When it came to researching the story behind Horse Soldiers, Stanton said that he ran into trouble because he was used to calling people up and asking them questions: the people involved in the US Special Forces weren't used to that, and he recounted several experiences where the soldiers weren't very forthcoming, because of the nature of their positions in the military, and that it took a little while before they realized what he was doing, and opened up to him. On September 10th, he told the group, you likely wouldn't have found Afghanistan on the plans for any military operation: it was a remote country that caught people by surprise, and there was a scramble to figure out just what to do. The first plans involved the deployment of conventional soldiers into the country, but there were no plans in place, nor any training to support such a mission. Plan B involved 12 Americans in a helicopter that landed in Uzbekistan, where they linked up with a couple of CIA operatives and twenty thousand Anti-Taliban fighters. Special Forces had never been used as the first people into an engagement such as this. The first operations were fast, cheap (70 million dollars), and involved around 300 soldiers, and were shortly followed up with conventional troops. On September 11th, the anti-Taliban forces had heard of the attacks on New York City and Washington DC, and realized that they would soon get help to their cause.

Special Forces, Stanton noted, were unique because they operated very differently from the conventional military: they weren't taken as seriously, because they were forced to understand how to affect changes from the inside of a command structure, rather than from an external means. As Jack Segal noted earlier, the people in Afghanistan have a very different outlook and mindset on their existence, something that has been difficult for the US to understand and either work with (or against). Building a common cause was essential, and the training that the soldiers had was essential.

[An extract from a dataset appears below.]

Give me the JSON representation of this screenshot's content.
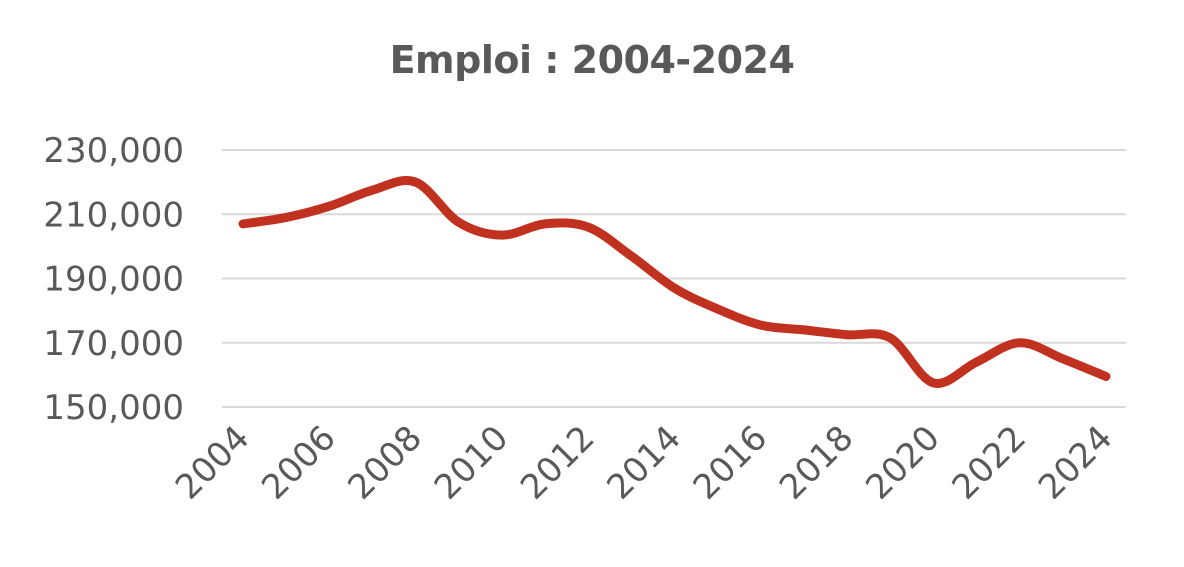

Stanton talked about a training operation that special forces soldiers went through, called Pineland. USA Today has a good explanation of some of the background on the exercise here, but in short, it's a training operation that forces soldiers to work within relationships of another country: something that is highly relevant in today's battlefield in the Middle East. He noted that their training has a lot to do with failure: the key is to learn from one's mistakes, but also that it's not the decisions that they make when you have a problem: it's the decisions that you made 7 or 8 turns ago that are important.

Improvisation and decentralized decision making are important for this style of warfare as well: soldiers need to learn to improvise and to understand the context of what they are doing, but also to learn on the go as events change quickly. When the first soldiers arrived in Afghanistan, they were asked if they'd ever ridden a horse. Only two raised their hands, and that had only been as children. Stanton went on to characterize the war as a western, only with lasers. It's a situation that changes fluidly, and that the best way to understand, and to fight in a situation like that, is to understand the choices and decisions that were made earlier, and how they influence the present.